I am Ashay Shirwadkar prospective Master's student at University of California Riverside. While working at Seagate I heard about Center for Research in Open Source Software (CROSS) and I was intrigued by the variety of work done in that center. GSoC gave me an excellent opportunity to be a part of open source research group. With the desire to contribute to storage systems, SkyhookDM project seemed to be an ideal choice where I will get to learn about programmable storage and the architecture of Ceph. And last but not least, it is an honour to be contributing at the birthplace of Ceph!!
GSoC Student Ashay Shirwadkar Extending Current Processing Methods with Column-Oriented Processing via Arrow
By Jeff LeFevre, CROSS Incubator Fellow / Adjunct Professor at UCSC
On May 6, 2019, the Google Summer of Code, officially announced its list of students for the Summer 2019 Program. Included in these was Ashay Shirwadkar, who will be working with the Center for Research in Open Source Software (CROSS) on a project he proposed entitled “Extend current processing methods with column-oriented processing via Arrow.” Ashay based his proposal on a project idea provided on the CROSS Ideas Page for 2019 GSoC applicants. Ashay’s project will directly contribute to my SkyhookDM incubator project, which aims to develop programmable storage for databases.
The goal of SkyhookDM is to bring data management capabilities into the storage system, which helps with scalability for databases in the cloud. In particular, 'scaling out' a single node database such as PostgreSQL to support much larger data storage and processing as well as enable elasticity through capabilities embedded within the storage layer. SkyhookDM is part of the larger 'programmable storage' research at UC Santa Cruz, which leverages and further develops key functionalities already present in the storage system, as well as adding new capabilities by combining these in unique ways.

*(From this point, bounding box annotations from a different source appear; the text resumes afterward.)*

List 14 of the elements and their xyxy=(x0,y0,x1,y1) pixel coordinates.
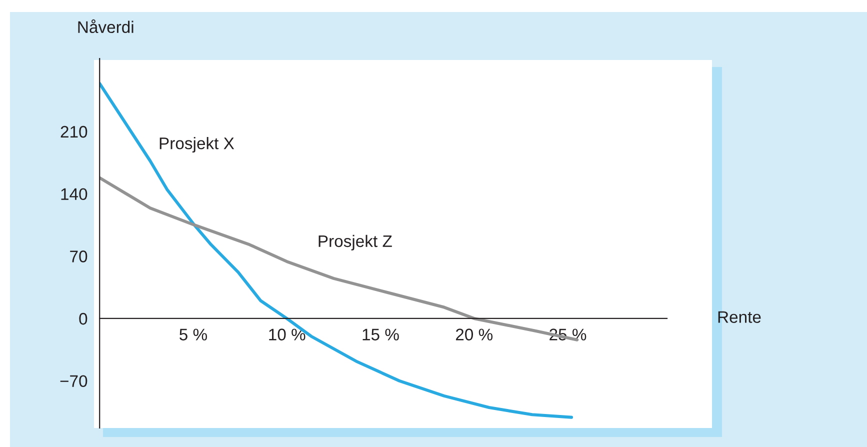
x-tick-label: 5 % xyxy=(180,328,207,340)
y-axis-title: Nåverdi xyxy=(78,19,134,34)
series-label: Prosjekt X xyxy=(160,137,234,153)
y-tick-label: −70 xyxy=(60,375,88,388)
x-tick-label: 20 % xyxy=(456,328,493,340)
series-label: Prosjekt Z xyxy=(318,234,392,250)
x-tick-label: 10 % xyxy=(269,328,306,340)
y-tick-label: 210 xyxy=(60,126,88,138)
x-tick-label: 15 % xyxy=(362,328,399,340)
y-tick-label: 140 xyxy=(61,188,88,200)
y-tick-label: 70 xyxy=(70,250,88,262)
line-series xyxy=(100,82,574,419)
x-axis-title: Rente xyxy=(718,311,761,323)
y-tick-label: 0 xyxy=(79,312,88,325)
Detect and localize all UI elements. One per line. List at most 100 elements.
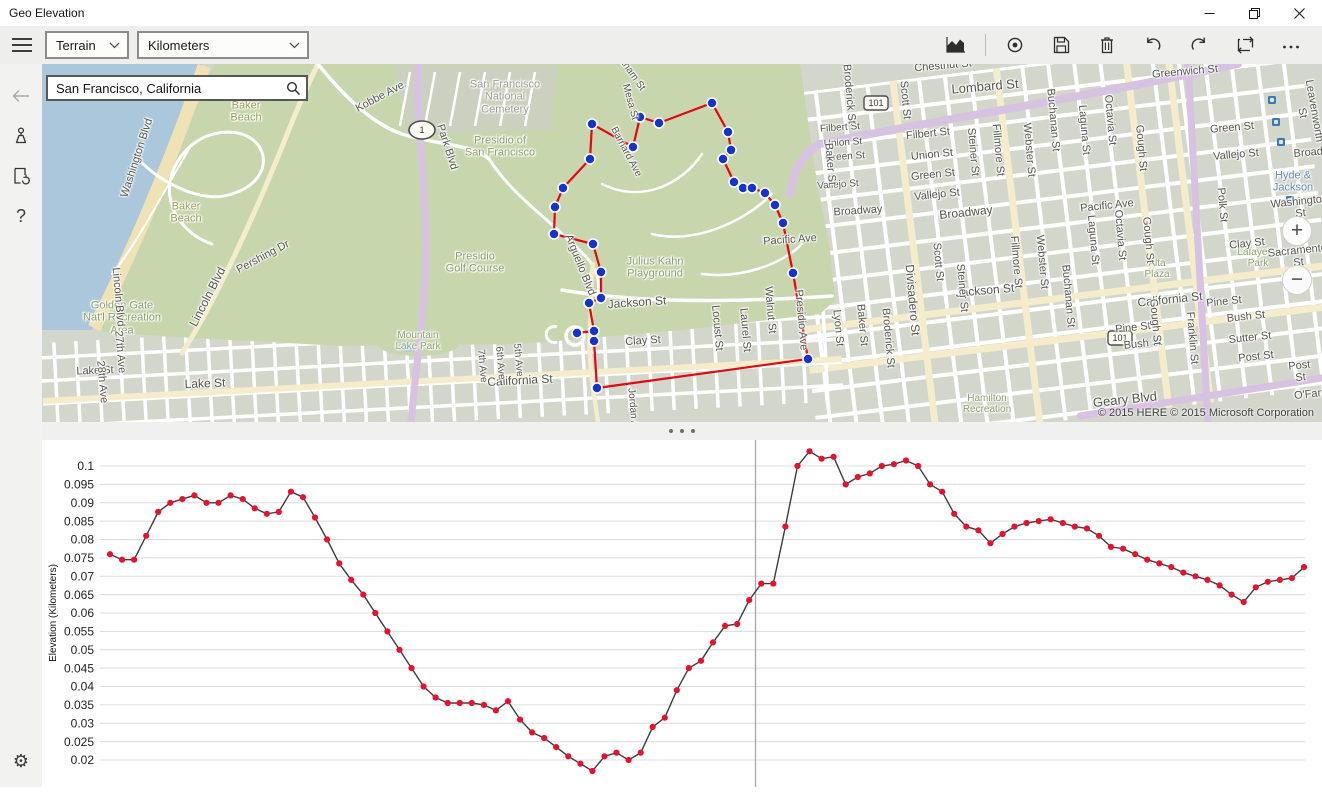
route-waypoint[interactable] [596, 267, 606, 277]
elevation-point[interactable] [408, 665, 414, 671]
elevation-point[interactable] [806, 448, 812, 454]
hamburger-menu-button[interactable] [12, 38, 32, 52]
elevation-point[interactable] [1204, 577, 1210, 583]
save-button[interactable] [1038, 30, 1084, 60]
elevation-point[interactable] [1060, 520, 1066, 526]
elevation-point[interactable] [203, 500, 209, 506]
elevation-point[interactable] [855, 474, 861, 480]
elevation-point[interactable] [1229, 592, 1235, 598]
elevation-point[interactable] [1277, 577, 1283, 583]
route-waypoint[interactable] [635, 112, 645, 122]
elevation-point[interactable] [710, 639, 716, 645]
route-waypoint[interactable] [558, 183, 568, 193]
redo-button[interactable] [1176, 30, 1222, 60]
elevation-point[interactable] [903, 457, 909, 463]
elevation-point[interactable] [843, 481, 849, 487]
route-waypoint[interactable] [726, 145, 736, 155]
route-waypoint[interactable] [587, 119, 597, 129]
elevation-point[interactable] [553, 744, 559, 750]
elevation-point[interactable] [300, 494, 306, 500]
elevation-point[interactable] [481, 702, 487, 708]
route-waypoint[interactable] [589, 326, 599, 336]
search-box[interactable] [46, 75, 308, 101]
elevation-point[interactable] [1265, 579, 1271, 585]
elevation-point[interactable] [1096, 533, 1102, 539]
back-button[interactable] [0, 76, 42, 116]
elevation-point[interactable] [1120, 546, 1126, 552]
elevation-point[interactable] [1144, 557, 1150, 563]
elevation-point[interactable] [770, 581, 776, 587]
route-waypoint[interactable] [588, 239, 598, 249]
close-button[interactable] [1277, 0, 1322, 26]
minimize-button[interactable] [1187, 0, 1232, 26]
elevation-point[interactable] [1011, 524, 1017, 530]
elevation-point[interactable] [529, 729, 535, 735]
elevation-point[interactable] [228, 492, 234, 498]
elevation-point[interactable] [312, 514, 318, 520]
elevation-point[interactable] [264, 511, 270, 517]
elevation-point[interactable] [831, 454, 837, 460]
elevation-point[interactable] [1036, 518, 1042, 524]
elevation-point[interactable] [167, 500, 173, 506]
elevation-point[interactable] [252, 505, 258, 511]
elevation-point[interactable] [191, 492, 197, 498]
elevation-point[interactable] [1192, 573, 1198, 579]
record-location-button[interactable] [992, 30, 1038, 60]
elevation-point[interactable] [867, 470, 873, 476]
route-waypoint[interactable] [592, 383, 602, 393]
elevation-point[interactable] [565, 753, 571, 759]
elevation-point[interactable] [384, 628, 390, 634]
route-waypoint[interactable] [585, 154, 595, 164]
elevation-point[interactable] [1072, 524, 1078, 530]
elevation-point[interactable] [143, 533, 149, 539]
elevation-point[interactable] [951, 511, 957, 517]
elevation-point[interactable] [493, 707, 499, 713]
elevation-point[interactable] [517, 717, 523, 723]
settings-button[interactable]: ⚙ [0, 741, 42, 781]
elevation-point[interactable] [1156, 560, 1162, 566]
zoom-out-button[interactable]: − [1282, 265, 1312, 295]
search-input[interactable] [48, 81, 280, 96]
route-waypoint[interactable] [803, 354, 813, 364]
waypoint-pin-button[interactable] [0, 116, 42, 156]
route-waypoint[interactable] [760, 188, 770, 198]
elevation-point[interactable] [662, 715, 668, 721]
search-icon[interactable] [280, 81, 306, 96]
elevation-point[interactable] [939, 489, 945, 495]
elevation-point[interactable] [421, 683, 427, 689]
resize-button[interactable] [1222, 30, 1268, 60]
elevation-point[interactable] [1217, 582, 1223, 588]
elevation-point[interactable] [541, 735, 547, 741]
elevation-point[interactable] [613, 750, 619, 756]
elevation-point[interactable] [457, 700, 463, 706]
elevation-point[interactable] [107, 551, 113, 557]
route-waypoint[interactable] [778, 218, 788, 228]
elevation-point[interactable] [360, 592, 366, 598]
elevation-point[interactable] [758, 581, 764, 587]
route-waypoint[interactable] [770, 200, 780, 210]
elevation-point[interactable] [1241, 599, 1247, 605]
elevation-point[interactable] [722, 623, 728, 629]
elevation-point[interactable] [445, 700, 451, 706]
elevation-point[interactable] [577, 761, 583, 767]
elevation-point[interactable] [324, 536, 330, 542]
elevation-point[interactable] [782, 524, 788, 530]
elevation-point[interactable] [372, 610, 378, 616]
elevation-point[interactable] [638, 750, 644, 756]
elevation-point[interactable] [1048, 516, 1054, 522]
elevation-point[interactable] [1132, 551, 1138, 557]
route-waypoint[interactable] [628, 142, 638, 152]
elevation-point[interactable] [927, 481, 933, 487]
route-waypoint[interactable] [747, 183, 757, 193]
elevation-point[interactable] [1180, 570, 1186, 576]
route-waypoint[interactable] [550, 202, 560, 212]
route-waypoint[interactable] [718, 154, 728, 164]
elevation-point[interactable] [601, 753, 607, 759]
route-waypoint[interactable] [589, 336, 599, 346]
route-waypoint[interactable] [723, 127, 733, 137]
elevation-point[interactable] [119, 557, 125, 563]
route-waypoint[interactable] [654, 118, 664, 128]
elevation-point[interactable] [794, 463, 800, 469]
elevation-point[interactable] [179, 496, 185, 502]
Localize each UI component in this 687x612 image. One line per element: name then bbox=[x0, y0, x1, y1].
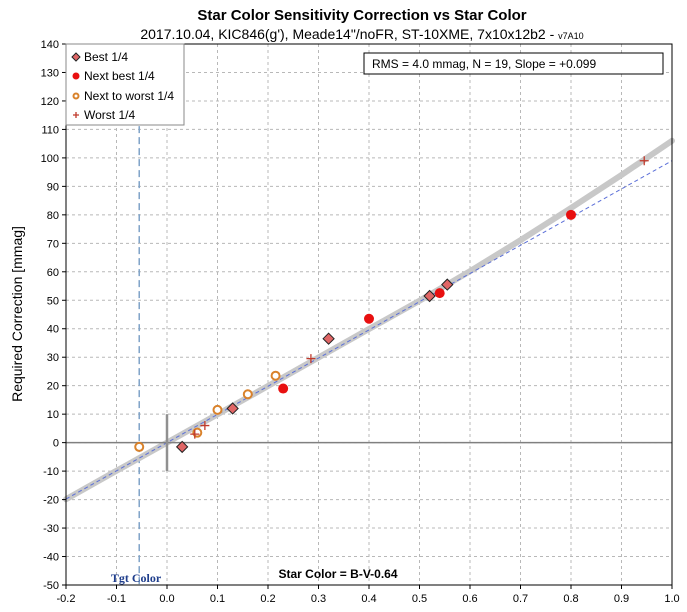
x-tick-label: 0.8 bbox=[563, 593, 578, 605]
best-point bbox=[175, 440, 189, 454]
x-tick-label: -0.1 bbox=[107, 593, 126, 605]
y-tick-label: 20 bbox=[47, 381, 59, 393]
x-tick-label: 0.7 bbox=[513, 593, 528, 605]
plot-frame bbox=[65, 43, 673, 586]
grid-layer bbox=[66, 44, 672, 585]
y-tick-label: 100 bbox=[41, 153, 59, 165]
legend-markers bbox=[71, 52, 81, 118]
x-tick-label: 0.3 bbox=[311, 593, 326, 605]
y-tick-label: 30 bbox=[47, 352, 59, 364]
y-tick-label: 110 bbox=[41, 124, 59, 136]
y-tick-label: -40 bbox=[43, 552, 59, 564]
worst-point bbox=[306, 354, 316, 364]
best-point bbox=[226, 402, 239, 415]
next-best-point bbox=[566, 209, 576, 220]
next-to-worst-point bbox=[134, 441, 145, 452]
next-to-worst-point bbox=[212, 404, 223, 415]
x-tick-label: 0.0 bbox=[159, 593, 174, 605]
legend-marker-next-to-worst bbox=[72, 92, 80, 100]
legend-label-worst: Worst 1/4 bbox=[84, 108, 135, 122]
chart-subtitle-version: v7A10 bbox=[558, 31, 584, 41]
next-best-point bbox=[364, 313, 374, 324]
worst-point bbox=[190, 429, 200, 439]
target-color-label: Tgt Color bbox=[111, 571, 162, 585]
y-tick-label: -30 bbox=[43, 523, 59, 535]
x-tick-label: 0.9 bbox=[614, 593, 629, 605]
legend-label-next-to-worst: Next to worst 1/4 bbox=[84, 89, 174, 103]
x-tick-label: 1.0 bbox=[664, 593, 679, 605]
legend-frame bbox=[65, 43, 185, 126]
ticks-layer: -0.2 -0.1 0.0 0.1 0.2 0.3 0.4 0.5 0.6 0.7 0.8 0.9 1.… bbox=[41, 39, 680, 605]
best-point bbox=[423, 289, 436, 303]
y-tick-label: 0 bbox=[53, 438, 59, 450]
worst-point bbox=[200, 421, 210, 431]
zero-layer bbox=[66, 414, 672, 472]
x-axis-caption: Star Color = B-V-0.64 bbox=[278, 567, 397, 581]
legend-label-next-best: Next best 1/4 bbox=[84, 69, 155, 83]
points-layer bbox=[134, 156, 649, 454]
y-tick-label: -50 bbox=[43, 580, 59, 592]
y-tick-label: 60 bbox=[47, 267, 59, 279]
x-tick-label: 0.4 bbox=[361, 593, 376, 605]
legend: Best 1/4 Next best 1/4 Next to worst 1/4… bbox=[65, 43, 185, 126]
stats-text: RMS = 4.0 mmag, N = 19, Slope = +0.099 bbox=[372, 57, 596, 71]
stats-box: RMS = 4.0 mmag, N = 19, Slope = +0.099 bbox=[363, 52, 664, 75]
y-tick-label: 140 bbox=[41, 39, 59, 51]
stats-box-frame bbox=[363, 52, 664, 75]
y-axis-title: Required Correction [mmag] bbox=[9, 226, 25, 402]
y-tick-label: -20 bbox=[43, 495, 59, 507]
x-tick-label: 0.6 bbox=[462, 593, 477, 605]
best-point bbox=[322, 332, 335, 345]
y-tick-label: 90 bbox=[47, 181, 59, 193]
chart-title: Star Color Sensitivity Correction vs Sta… bbox=[197, 7, 526, 24]
legend-marker-worst bbox=[73, 112, 79, 118]
y-tick-label: 120 bbox=[41, 96, 59, 108]
best-point bbox=[441, 278, 454, 291]
y-tick-label: 10 bbox=[47, 409, 59, 421]
y-tick-label: 80 bbox=[47, 210, 59, 222]
x-tick-label: -0.2 bbox=[57, 593, 76, 605]
chart-subtitle-main: 2017.10.04, KIC846(g'), Meade14"/noFR, S… bbox=[140, 26, 558, 42]
next-to-worst-point bbox=[270, 370, 281, 381]
legend-marker-best bbox=[71, 52, 81, 62]
y-tick-label: 40 bbox=[47, 324, 59, 336]
next-best-point bbox=[434, 288, 445, 299]
y-tick-label: 50 bbox=[47, 295, 59, 307]
x-tick-label: 0.2 bbox=[260, 593, 275, 605]
next-best-point bbox=[278, 383, 289, 394]
y-tick-label: -10 bbox=[43, 466, 59, 478]
x-tick-label: 0.5 bbox=[412, 593, 427, 605]
next-to-worst-point bbox=[242, 389, 253, 400]
y-tick-label: 130 bbox=[41, 67, 59, 79]
chart-subtitle: 2017.10.04, KIC846(g'), Meade14"/noFR, S… bbox=[140, 26, 583, 42]
legend-label-best: Best 1/4 bbox=[84, 50, 128, 64]
x-tick-label: 0.1 bbox=[210, 593, 225, 605]
y-tick-label: 70 bbox=[47, 238, 59, 250]
worst-point bbox=[639, 156, 649, 166]
legend-marker-next-best bbox=[72, 72, 80, 80]
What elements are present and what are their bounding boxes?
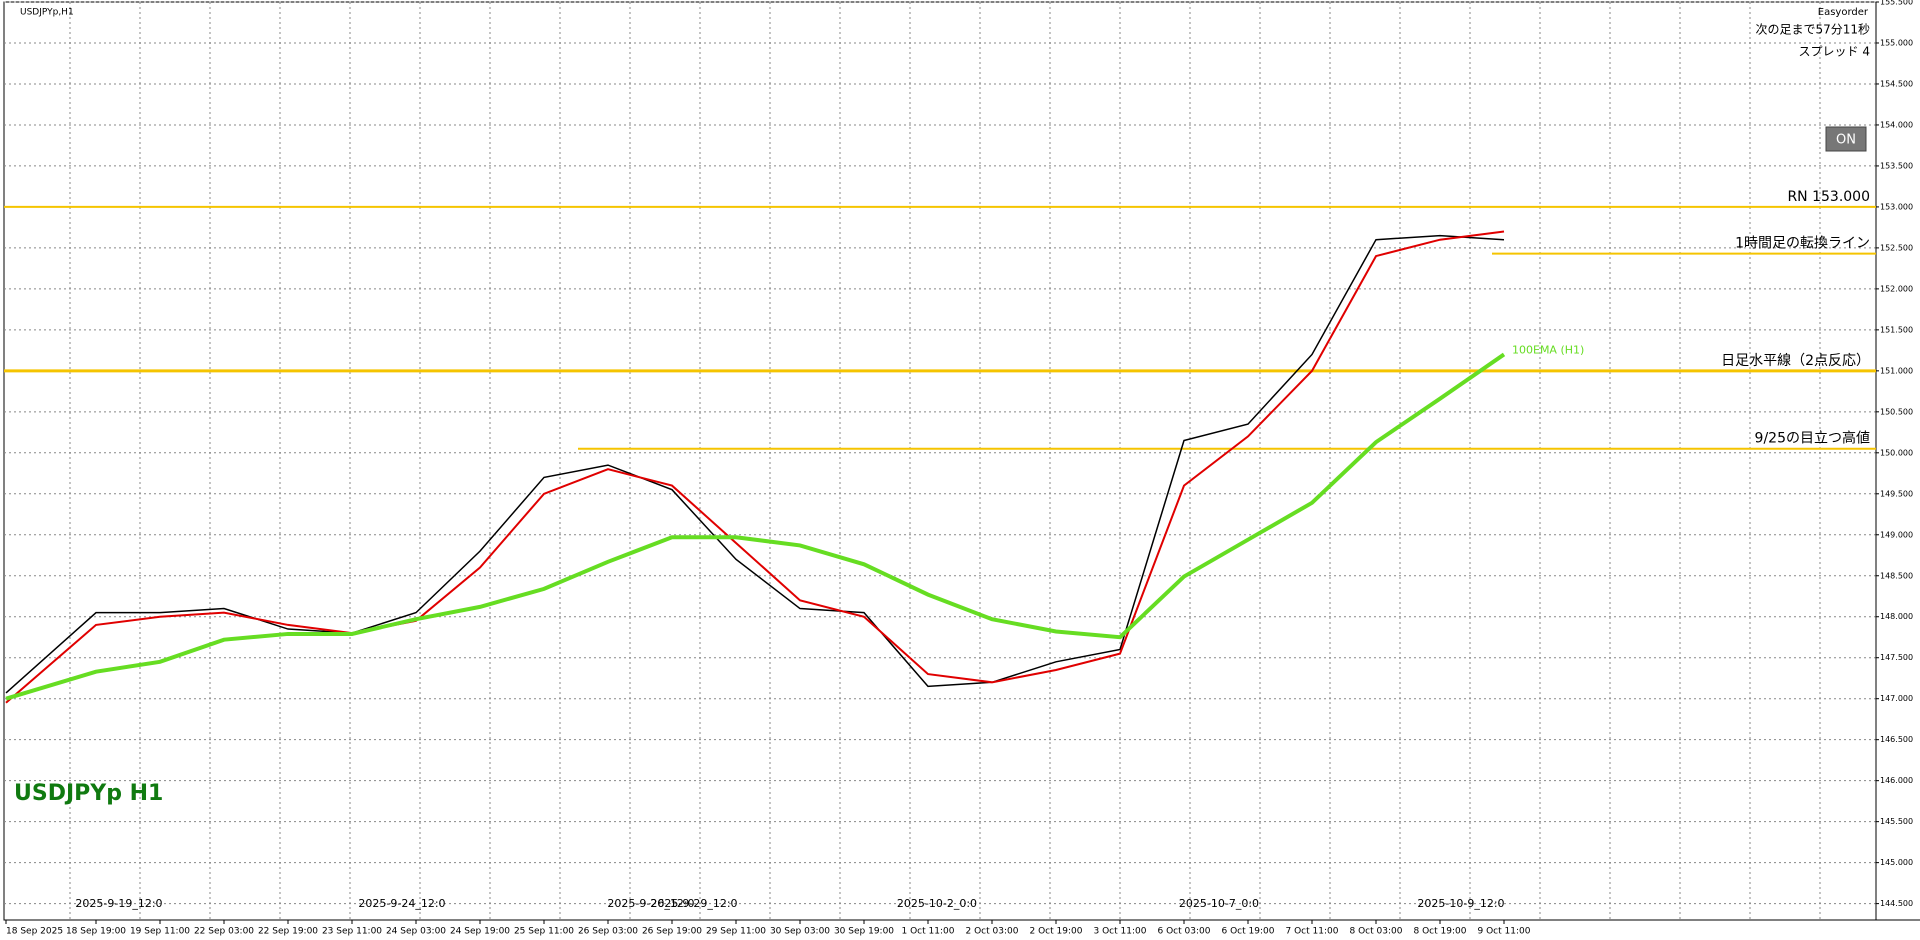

SkyhookDM extends Ceph distributed object storage with a limited set of database functionality. This includes common data processing tasks such as select, project, and aggregate data, as well as higher level data management tasks such as indexing, statistics collection, data layout and formatting tasks. The ability to delegate some tasks to the storage layer allows a database to directly benefit from the properties of a hardened storage system such as reliability, scalability, and correctness while also benefitting from these new capabilities.
A requirement of this approach is to partition the data wisely and embed the data's semantics as close to the data as possible. In this way the storage system can 'understand' the data to a limited degree, which is what allows SkyhookDM to offload some work into the storage layer. By embedding data semantics and support for off the shelf data structures such as Google Flatbuffers or Flexbuffers, we are enabling storage to manipulate data in-place (for data layout changes) or process data locally that is then returned to the client (for database queries). These methods include row-based or column-based layouts which SkyhookDM is designed to support now, and conversion between the two.
Ashay's work this summer will add the capability to support a different column-based data layout within storage -- the Apache Arrow data format, thus adding a new data storage file format that we store on disk to our current format Google Flatbuffers (row-based). Column-based format can be beneficial for certain types of query workloads, so this can help to improve SkyhookDM performance for some cases. The ability to support and even convert between existing SkyhookDM data formats on the fly greatly enhances the data management functions provided by the Ceph storage layer. Ashay, under the guidance of the SkyhookDM mentor team -- Jeff LeFevre and Noah Watkins -- will explore and evaluate different possible Arrow formats to benefit query processing directly within the storage layer, as well as transferring data efficiently over the wire back to the database.
Ashay’s GSoC project will enhance and highlight the benefits SkyhookDM brings for database systems in the cloud. Combined with conversion between multiple data formats and data layouts, the project improves SkyhookDM toward supporting different layouts based on workload requirements, and even switch layouts if needed as workloads change over time. The new layouts will also inform cost models that are used for both traditional query planning at the database layer and for our new query planning options within the storage layer based on current storage system state. The SkyhookDM team is very excited to explore these column-based layouts and look forward to the results. We are also grateful to Google Summer of Code for helping make this all possible!